A logarithmic $\bar{\partial}$-equation on a compact Kähler manifold associated to a smooth divisor
Xueyuan Wan
TL;DR
The paper addresses solving a logarithmic $\bar{\partial}$-equation on a compact Kähler manifold with a smooth divisor $D$ by employing a cyclic covering trick to transfer the problem to a cover where harmonic theory applies. It proves that for any $\alpha$ with $\bar{\partial}\partial\alpha=0$, there exists $x$ solving $\bar{\partial}x=\partial\alpha$, and then derives multiple powerful consequences in the logarithmic setting.

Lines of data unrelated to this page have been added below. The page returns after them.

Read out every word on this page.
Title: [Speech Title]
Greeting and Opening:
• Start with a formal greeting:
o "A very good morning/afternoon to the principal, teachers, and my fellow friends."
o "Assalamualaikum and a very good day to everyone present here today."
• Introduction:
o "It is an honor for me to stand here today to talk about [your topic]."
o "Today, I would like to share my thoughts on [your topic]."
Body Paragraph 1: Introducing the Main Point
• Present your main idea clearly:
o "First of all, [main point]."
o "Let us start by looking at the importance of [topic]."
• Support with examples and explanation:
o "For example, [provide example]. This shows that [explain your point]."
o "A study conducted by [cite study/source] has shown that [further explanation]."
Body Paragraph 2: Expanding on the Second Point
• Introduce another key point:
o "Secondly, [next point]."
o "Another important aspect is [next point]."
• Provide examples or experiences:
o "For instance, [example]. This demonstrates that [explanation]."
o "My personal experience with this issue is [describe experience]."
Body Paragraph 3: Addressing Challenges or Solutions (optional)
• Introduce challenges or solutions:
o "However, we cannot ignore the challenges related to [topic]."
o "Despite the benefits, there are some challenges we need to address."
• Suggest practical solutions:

These include the closedness of logarithmic forms, an injectivity theorem, $E_1$-degeneration of the logarithmic Frölicher spectral sequence, and unobstructed logarithmic deformations for $D\in|-2K_X|$. The results provide analytic foundations for degeneration and deformation theory in logarithmic geometry on Kähler manifolds and motivate a conjecture for extending to simple normal crossing divisors with weighted line bundles.
Abstract
In this paper, we solve a logarithmic $\bar{\partial}$-equation on a compact Kähler manifold associated to a smooth divisor by using the cyclic covering trick. As applications, we discuss the closedness of logarithmic forms, injectivity theorems and obtain a kind of degeneration of spectral sequence at $E_1$, and we also prove that the pair $(X,D)$ has unobstructed deformations for any smooth divisor $D\in|-2K_X|$.